What's the split of your time between the two properties? Do you travel down to London on a Sunday evening/Monday morning and stay there until Friday before travelling back? Or do you make multiple trips between the two throughout the week to see your children?If it's the latter then I'm not surprised you're exhausted, and maybe it would help to restructure your week to make it more manageable.

What travelling are you wanting your ex to do? Drop the kids off to your city centre pad in Birmingham when you're back, or do half of that journey and meet somewhere in the middle? Either way if she's doing most of the day to day stuff as other posters have said then I think you're being highly unreasonable to expect her to do any of the pick ups/drop offs.

My ex has said exactly the same as some of the things you've said later in this thread, and I don't think you're coming across in a particularly good light even though you are looking to increase contact with your children.

You didn't respond to my question around why you got divorced which may help us understand why your ex is reluctant to cooperate more with travel arrangements.

Would you be able to provide a bit more background?

istooduptoday · 18/06/2020 18:02

What driving do you currently do with the children?
Where is pick up and drop off etc?

That would help clear up some of the noise.

HaudMaDug · 18/06/2020 18:06

The irony of looking for advice from a 99% female forum but he does not want us putting a female perspective on it nor want to answer the valid questions required for any kind of perspective.

HugeAckmansWife · 18/06/2020 18:27

Well that's quite the drip feed. Had you said some of that earlier instead of bit ching about her going to the pub we might have got a bit further. Ultimately, you would have a fight to force her to travel and would be unlikely to succeed. So you either make changes yourself, whether that's fair or not, or don't and accept the situation. My 10 year old knows that life isn't fair. Lots of things aren't as they 'should' be and you can be as right as you like but it doesn't make the slightest difference to what actually happens. 200 people on here could say you're right and she's wrong and it won't matter or make a difference so what are you going to do?
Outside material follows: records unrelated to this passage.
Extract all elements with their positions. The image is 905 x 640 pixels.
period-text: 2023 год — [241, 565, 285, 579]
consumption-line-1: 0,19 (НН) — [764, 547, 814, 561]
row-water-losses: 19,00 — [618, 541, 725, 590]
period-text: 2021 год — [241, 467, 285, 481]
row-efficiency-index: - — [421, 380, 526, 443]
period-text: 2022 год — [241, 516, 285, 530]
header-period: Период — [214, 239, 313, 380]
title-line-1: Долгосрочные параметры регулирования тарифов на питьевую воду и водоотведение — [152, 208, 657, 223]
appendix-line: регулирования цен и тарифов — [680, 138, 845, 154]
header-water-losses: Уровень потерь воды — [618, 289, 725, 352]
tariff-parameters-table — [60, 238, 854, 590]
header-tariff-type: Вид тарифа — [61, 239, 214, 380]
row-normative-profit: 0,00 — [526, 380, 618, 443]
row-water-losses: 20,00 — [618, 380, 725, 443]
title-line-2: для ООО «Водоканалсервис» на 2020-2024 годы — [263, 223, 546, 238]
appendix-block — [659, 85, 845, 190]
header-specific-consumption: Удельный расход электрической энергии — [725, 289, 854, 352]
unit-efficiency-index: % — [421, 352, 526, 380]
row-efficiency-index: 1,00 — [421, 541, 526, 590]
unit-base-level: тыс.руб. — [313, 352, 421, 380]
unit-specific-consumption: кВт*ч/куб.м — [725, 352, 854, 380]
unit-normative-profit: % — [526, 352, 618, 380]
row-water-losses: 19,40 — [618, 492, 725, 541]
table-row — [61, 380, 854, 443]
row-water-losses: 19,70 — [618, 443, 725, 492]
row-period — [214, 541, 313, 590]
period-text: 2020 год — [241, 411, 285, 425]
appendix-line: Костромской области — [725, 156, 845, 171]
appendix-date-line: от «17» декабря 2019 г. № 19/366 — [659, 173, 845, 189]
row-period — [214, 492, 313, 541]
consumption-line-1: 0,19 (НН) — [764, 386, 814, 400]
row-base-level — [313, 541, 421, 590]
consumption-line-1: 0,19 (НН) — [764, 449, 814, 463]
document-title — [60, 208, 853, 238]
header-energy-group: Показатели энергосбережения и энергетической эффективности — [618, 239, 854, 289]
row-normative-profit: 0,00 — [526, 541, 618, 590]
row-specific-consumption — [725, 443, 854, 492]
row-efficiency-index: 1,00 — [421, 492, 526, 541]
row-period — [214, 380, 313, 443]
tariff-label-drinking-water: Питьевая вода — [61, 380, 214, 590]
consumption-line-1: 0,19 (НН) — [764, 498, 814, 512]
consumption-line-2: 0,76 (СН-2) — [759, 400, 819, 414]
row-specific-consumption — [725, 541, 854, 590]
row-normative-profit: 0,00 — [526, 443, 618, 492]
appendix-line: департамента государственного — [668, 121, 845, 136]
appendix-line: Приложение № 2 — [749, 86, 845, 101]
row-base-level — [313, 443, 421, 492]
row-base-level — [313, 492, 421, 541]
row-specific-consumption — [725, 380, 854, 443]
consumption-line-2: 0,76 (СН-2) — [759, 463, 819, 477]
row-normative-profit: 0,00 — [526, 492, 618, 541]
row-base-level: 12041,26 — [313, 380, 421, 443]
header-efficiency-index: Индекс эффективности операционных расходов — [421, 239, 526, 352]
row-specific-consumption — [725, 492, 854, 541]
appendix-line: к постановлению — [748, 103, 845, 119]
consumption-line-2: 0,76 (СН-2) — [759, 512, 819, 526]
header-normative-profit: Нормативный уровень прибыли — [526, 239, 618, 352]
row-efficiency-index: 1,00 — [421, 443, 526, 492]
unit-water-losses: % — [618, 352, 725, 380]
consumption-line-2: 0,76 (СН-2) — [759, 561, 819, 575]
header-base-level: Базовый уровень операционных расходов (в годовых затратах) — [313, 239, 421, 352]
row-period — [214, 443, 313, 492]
aberdeen83 · 18/06/2020 18:40

@HugeAckmansWife

Well that's quite the drip feed. Had you said some of that earlier instead of bit ching about her going to the pub we might have got a bit further. Ultimately, you would have a fight to force her to travel and would be unlikely to succeed. So you either make changes yourself, whether that's fair or not, or don't and accept the situation. My 10 year old knows that life isn't fair. Lots of things aren't as they 'should' be and you can be as right as you like but it doesn't make the slightest difference to what actually happens. 200 people on here could say you're right and she's wrong and it won't matter or make a difference so what are you going to do?
My children know that life is not fair as well, but I also encourage them to do what they can do make life fair and to stand up for their rights.